Lannelle was right about the clay. As far as adding sand in should be to a richer, darker soil. As you probobly know sand does not compact (AT ALL, NO MATTER HOW HARD YOU TRY!!!! I PROMISE!!) Thats how me mess with the new guys, we tell them to lay 12" of sand in a drainaige ditch we have on the side of the shop and don't come in until you can't see footprints in it. By the end of the day they are ready to cry!!
But back on track, since the sand doesn't compact it gets in between the soil and keeps the soil in smaller layers that "give" a bit instead of packing as much as they normally would.
If you are dealing with a loam soil (black dirt), you might want to core aerate, and then go back and sand over the empty plug holes in the ground. This will help to improve drainage and root growth... it will also help to prevent soil layering.

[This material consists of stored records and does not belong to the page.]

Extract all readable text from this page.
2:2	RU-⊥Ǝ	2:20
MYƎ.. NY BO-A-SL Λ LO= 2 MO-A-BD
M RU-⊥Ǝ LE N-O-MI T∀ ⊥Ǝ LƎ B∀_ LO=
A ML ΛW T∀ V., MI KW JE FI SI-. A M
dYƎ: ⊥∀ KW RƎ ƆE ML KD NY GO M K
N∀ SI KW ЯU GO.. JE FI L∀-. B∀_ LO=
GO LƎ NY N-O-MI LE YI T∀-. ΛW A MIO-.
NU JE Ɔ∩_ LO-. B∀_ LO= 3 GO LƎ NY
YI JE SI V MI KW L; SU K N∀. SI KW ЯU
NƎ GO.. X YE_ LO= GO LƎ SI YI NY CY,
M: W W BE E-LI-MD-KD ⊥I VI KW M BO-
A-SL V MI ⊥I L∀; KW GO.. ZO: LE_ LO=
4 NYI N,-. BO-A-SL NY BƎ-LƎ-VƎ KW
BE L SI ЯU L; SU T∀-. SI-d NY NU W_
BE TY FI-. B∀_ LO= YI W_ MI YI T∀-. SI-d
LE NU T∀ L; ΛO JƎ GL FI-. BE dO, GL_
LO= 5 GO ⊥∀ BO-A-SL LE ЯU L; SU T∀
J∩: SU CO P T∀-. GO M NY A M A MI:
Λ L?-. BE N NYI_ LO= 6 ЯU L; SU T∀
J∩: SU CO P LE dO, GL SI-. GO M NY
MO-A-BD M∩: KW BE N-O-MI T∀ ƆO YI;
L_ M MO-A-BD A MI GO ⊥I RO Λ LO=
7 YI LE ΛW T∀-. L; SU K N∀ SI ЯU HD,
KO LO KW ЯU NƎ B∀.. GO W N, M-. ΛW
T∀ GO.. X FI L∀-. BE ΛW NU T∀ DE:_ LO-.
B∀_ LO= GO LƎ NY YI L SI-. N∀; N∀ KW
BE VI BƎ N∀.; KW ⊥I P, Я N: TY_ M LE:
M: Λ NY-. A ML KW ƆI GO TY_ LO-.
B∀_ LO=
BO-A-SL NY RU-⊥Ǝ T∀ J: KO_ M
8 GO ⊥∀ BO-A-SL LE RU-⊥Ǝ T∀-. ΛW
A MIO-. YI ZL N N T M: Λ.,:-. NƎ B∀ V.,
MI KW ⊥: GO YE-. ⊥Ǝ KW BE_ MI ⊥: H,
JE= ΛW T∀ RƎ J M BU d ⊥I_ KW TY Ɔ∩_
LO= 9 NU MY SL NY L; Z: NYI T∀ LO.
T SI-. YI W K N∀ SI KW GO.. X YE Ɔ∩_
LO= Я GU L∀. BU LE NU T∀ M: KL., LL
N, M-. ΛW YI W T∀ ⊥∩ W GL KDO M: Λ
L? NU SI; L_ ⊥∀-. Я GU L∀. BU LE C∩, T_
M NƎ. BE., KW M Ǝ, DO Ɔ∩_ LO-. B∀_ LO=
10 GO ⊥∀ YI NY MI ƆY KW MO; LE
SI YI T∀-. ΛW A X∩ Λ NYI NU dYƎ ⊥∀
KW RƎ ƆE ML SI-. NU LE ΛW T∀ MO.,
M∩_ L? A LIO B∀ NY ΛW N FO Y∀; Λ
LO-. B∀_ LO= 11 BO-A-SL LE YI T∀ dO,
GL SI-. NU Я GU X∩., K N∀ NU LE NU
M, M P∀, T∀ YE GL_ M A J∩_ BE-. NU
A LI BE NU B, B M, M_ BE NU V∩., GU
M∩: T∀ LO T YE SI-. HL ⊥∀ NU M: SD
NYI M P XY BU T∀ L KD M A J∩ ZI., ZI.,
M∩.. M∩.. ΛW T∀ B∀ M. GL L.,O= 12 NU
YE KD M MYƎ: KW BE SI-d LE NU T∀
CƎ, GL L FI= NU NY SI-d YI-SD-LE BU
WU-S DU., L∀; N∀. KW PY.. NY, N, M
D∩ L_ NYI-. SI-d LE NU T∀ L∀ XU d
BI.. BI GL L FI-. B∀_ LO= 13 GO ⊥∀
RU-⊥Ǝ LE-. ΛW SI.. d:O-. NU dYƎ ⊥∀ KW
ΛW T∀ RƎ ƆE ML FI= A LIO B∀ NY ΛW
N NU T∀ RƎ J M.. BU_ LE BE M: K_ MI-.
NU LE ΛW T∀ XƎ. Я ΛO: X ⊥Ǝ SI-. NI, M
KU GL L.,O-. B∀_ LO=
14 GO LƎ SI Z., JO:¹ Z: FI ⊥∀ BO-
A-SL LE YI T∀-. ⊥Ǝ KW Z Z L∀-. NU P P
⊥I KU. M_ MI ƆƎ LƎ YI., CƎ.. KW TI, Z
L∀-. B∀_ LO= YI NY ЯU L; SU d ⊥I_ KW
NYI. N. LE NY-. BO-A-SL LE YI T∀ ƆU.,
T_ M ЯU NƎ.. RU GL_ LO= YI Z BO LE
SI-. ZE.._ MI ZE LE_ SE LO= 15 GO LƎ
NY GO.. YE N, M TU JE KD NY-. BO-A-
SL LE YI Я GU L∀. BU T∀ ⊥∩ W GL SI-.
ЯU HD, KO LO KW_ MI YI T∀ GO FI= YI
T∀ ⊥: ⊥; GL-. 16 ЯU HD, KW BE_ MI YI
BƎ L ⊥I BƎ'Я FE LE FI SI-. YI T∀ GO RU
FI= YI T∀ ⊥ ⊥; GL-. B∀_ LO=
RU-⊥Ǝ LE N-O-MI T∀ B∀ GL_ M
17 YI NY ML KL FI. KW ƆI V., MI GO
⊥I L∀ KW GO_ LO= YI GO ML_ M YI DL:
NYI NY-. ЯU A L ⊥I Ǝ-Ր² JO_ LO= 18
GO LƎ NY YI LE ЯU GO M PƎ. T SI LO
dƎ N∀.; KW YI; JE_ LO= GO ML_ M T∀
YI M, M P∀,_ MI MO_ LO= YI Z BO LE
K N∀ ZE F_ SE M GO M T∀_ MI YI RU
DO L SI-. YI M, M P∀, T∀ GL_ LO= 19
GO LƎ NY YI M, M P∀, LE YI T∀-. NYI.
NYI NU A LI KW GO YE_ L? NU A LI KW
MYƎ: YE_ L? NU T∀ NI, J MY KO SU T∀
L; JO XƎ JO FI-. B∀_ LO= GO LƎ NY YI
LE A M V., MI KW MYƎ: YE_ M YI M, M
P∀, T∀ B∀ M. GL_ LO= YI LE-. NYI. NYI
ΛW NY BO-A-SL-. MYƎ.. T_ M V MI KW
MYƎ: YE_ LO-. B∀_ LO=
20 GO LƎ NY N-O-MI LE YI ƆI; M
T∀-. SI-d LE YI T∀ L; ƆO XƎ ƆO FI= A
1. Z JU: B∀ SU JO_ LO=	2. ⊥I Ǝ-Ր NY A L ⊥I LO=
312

If you simply dump a load of sand over the existing soil, it causes soil layering, and can actually hender drainage more than it will help.
If runoff, grading is first choice, then tiling or drywell. If you are trying to improve percolation through soil, you must determine the soil profile. A good place to start is with your county soil survey. Soil types will be indicated and defined. You can determine roughly from the survey if the problem is shallow or deep.
Also must be aware that any interface between two soil types will cause percolation problems: everyone knows that a sandy surface layer will not percolate well into a lower clay layer, but a surface clay layer will often not drain well into a lower sand layer. I have even seen two different sand types layered, and water would not move well through the interface. Have found lawns that require some work 6-8 feet deep in order to accomplish percolation, and have gone to 10' on one without any success - that one is a hill of clay: great runoff, no percolation.